Context ties evaluation together and makes it accessible through plain-language explanations of the concepts, terms, and methodologies behind evaluative methods. Building and sharing context on AI and evaluation is built into Harvey’s DNA. Since day one, we have hired smart lawyers with no AI experience (and smart AI engineers with no legal experience) and taught them these concepts from scratch. Bringing these conversations to the public can help make evaluations both meaningful and actionable.

Take, for example, recent benchmarks of real-world tasks. Mercor claims GPT-5 is the most economically valuable model. OpenAI (the makers of GPT-5) disclaim this, ceding that title to Anthropic’s Claude Opus 4.1. Our own Biglaw Bench gives GPT-5 a modest edge, though the recently released Claude Sonnet 4.5 closes the gap. The leaders also come in at 70%, 47%, and 89% on these respective benchmarks. At face value, these insights are somewhere between meaningless and paradoxical. They certainly do not tell a time-pressured associate which model will help them deliver a great outcome and maybe get a few more hours of sleep.

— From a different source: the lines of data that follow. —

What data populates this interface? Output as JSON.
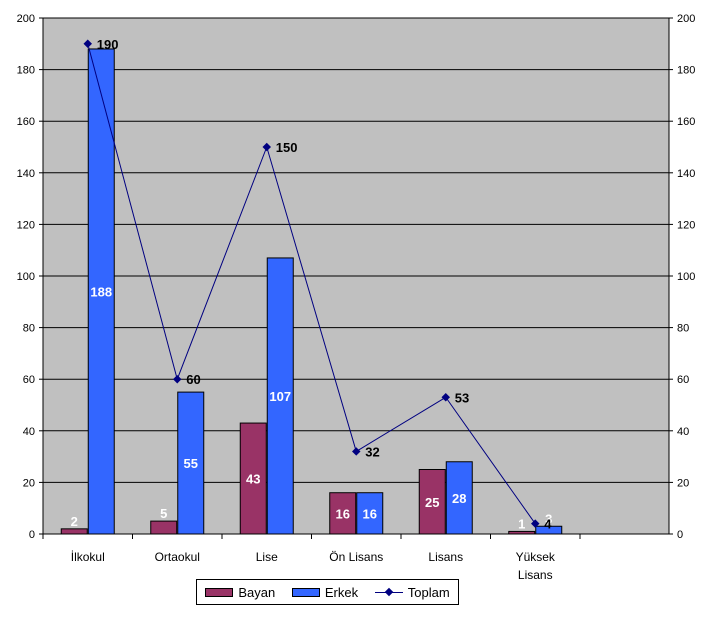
{
  "chart_data": {
    "type": "bar",
    "categories": [
      "İlkokul",
      "Ortaokul",
      "Lise",
      "Ön Lisans",
      "Lisans",
      "Yüksek Lisans"
    ],
    "series": [
      {
        "name": "Bayan",
        "type": "bar",
        "color": "#993366",
        "values": [
          2,
          5,
          43,
          16,
          25,
          1
        ]
      },
      {
        "name": "Erkek",
        "type": "bar",
        "color": "#3366FF",
        "values": [
          188,
          55,
          107,
          16,
          28,
          3
        ]
      },
      {
        "name": "Toplam",
        "type": "line",
        "color": "#000080",
        "values": [
          190,
          60,
          150,
          32,
          53,
          4
        ]
      }
    ],
    "y_ticks": [
      "0",
      "20",
      "40",
      "60",
      "80",
      "100",
      "120",
      "140",
      "160",
      "180",
      "200"
    ],
    "ylim": [
      0,
      200
    ],
    "secondary_ylim": [
      0,
      200
    ],
    "grid": true,
    "plot_background": "#C0C0C0",
    "legend_position": "bottom",
    "title": "",
    "xlabel": "",
    "ylabel": ""
  }
}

Context on the means, methods, and measures of these benchmarks can help cut through this confusion. It will also, unfortunately, tell you that none of those benchmarks can give direct guidance to that associate — we’d suggest they use Harvey. Knowing what evaluation currently does and does not tell us is the key to productive conversations on the current and future state of AI. Context is what makes those conversations possible.

What's to Come

As models and agents continue to improve, building a broad coalition on evaluation is necessary to ensure these improvements translate into real-world value. Building that coalition requires not only pushing the frontiers of evaluation, but also ensuring that those frontiers are understood and explorable by everyone. We are excited to start building that community, so that together we can keep building the best AI for legal work.